Monomoy Island has been many things over the years: An island, a peninsula, an island again (as storms build and then destroy sand bridges with the mainland), a remote fishing village, a crime scene, a navigation hazard, and a wildlife sanctuary.
Just south of Chatham, at the elbow of Cape Cod, Monomoy is an 8-mile sandbar that separates the Atlantic Ocean and Nantucket Sound.
For now — that is until the shifting sands connect it to Chatham again — the only way to get there is by boat or kayak. To protect the island’s bird habitat, there are just three designated landing points where you can anchor. They’re not marked, you have to find them by GPS coordinates and try not to run aground on the way over.
Depending on where you land, it’s a 2- to 7-mile hike to the lighthouse at the end. The island narrows to just a few hundred feet across as you head south. Near the lighthouse, the land fans out again into a tear-drop shape of about 2 square miles. There are marshes, ponds, and tall grass. From up on a dune, you can see Nantucket on a clear day. Other than that, this is the middle of nowhere.

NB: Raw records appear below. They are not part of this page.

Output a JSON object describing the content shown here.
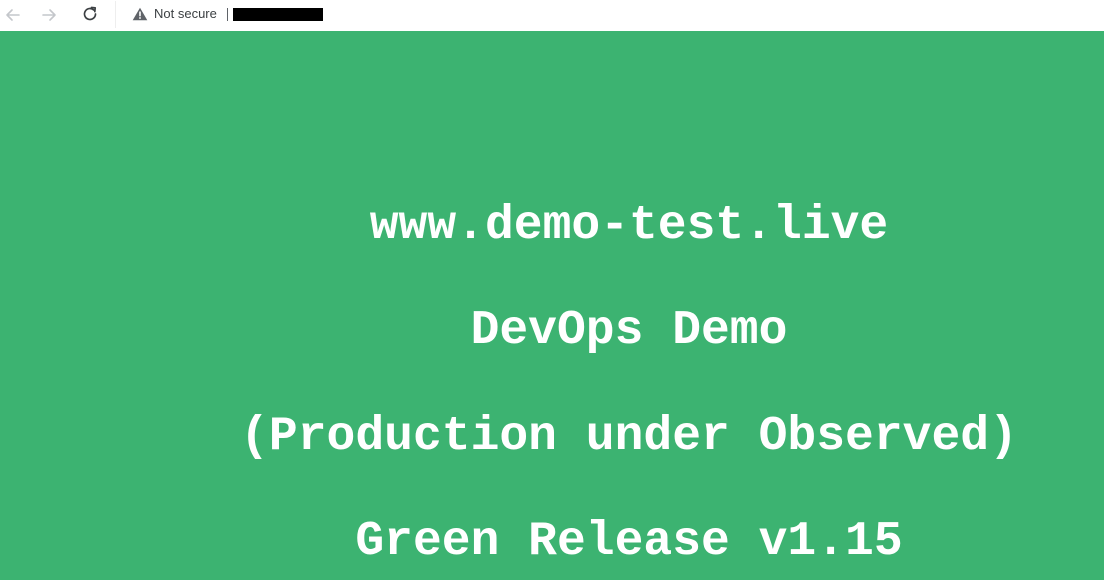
{
  "browser": {
    "security_label": "Not secure",
    "icons": {
      "back": "arrow-left-icon",
      "forward": "arrow-right-icon",
      "reload": "reload-icon",
      "warning": "warning-triangle-icon"
    }
  },
  "page": {
    "background_color": "#3cb371",
    "text_color": "#ffffff",
    "lines": [
      "www.demo-test.live",
      "DevOps Demo",
      "(Production under Observed)",
      "Green Release v1.15"
    ]
  }
}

There’s a year-round chill in the air — from the meeting of warm and cold water at the end of the island — and it’s as if the wind remembers things the sands and waves have long obscured. You get the feeling that yours are not the only footprints here. And that’s true. Walking around the point, you’ll find the slab foundations of some old buildings, abandoned wells, the boat ramp from a decommissioned Coast Guard Station, and a boarded-up lighthouse, which is the only structure still standing.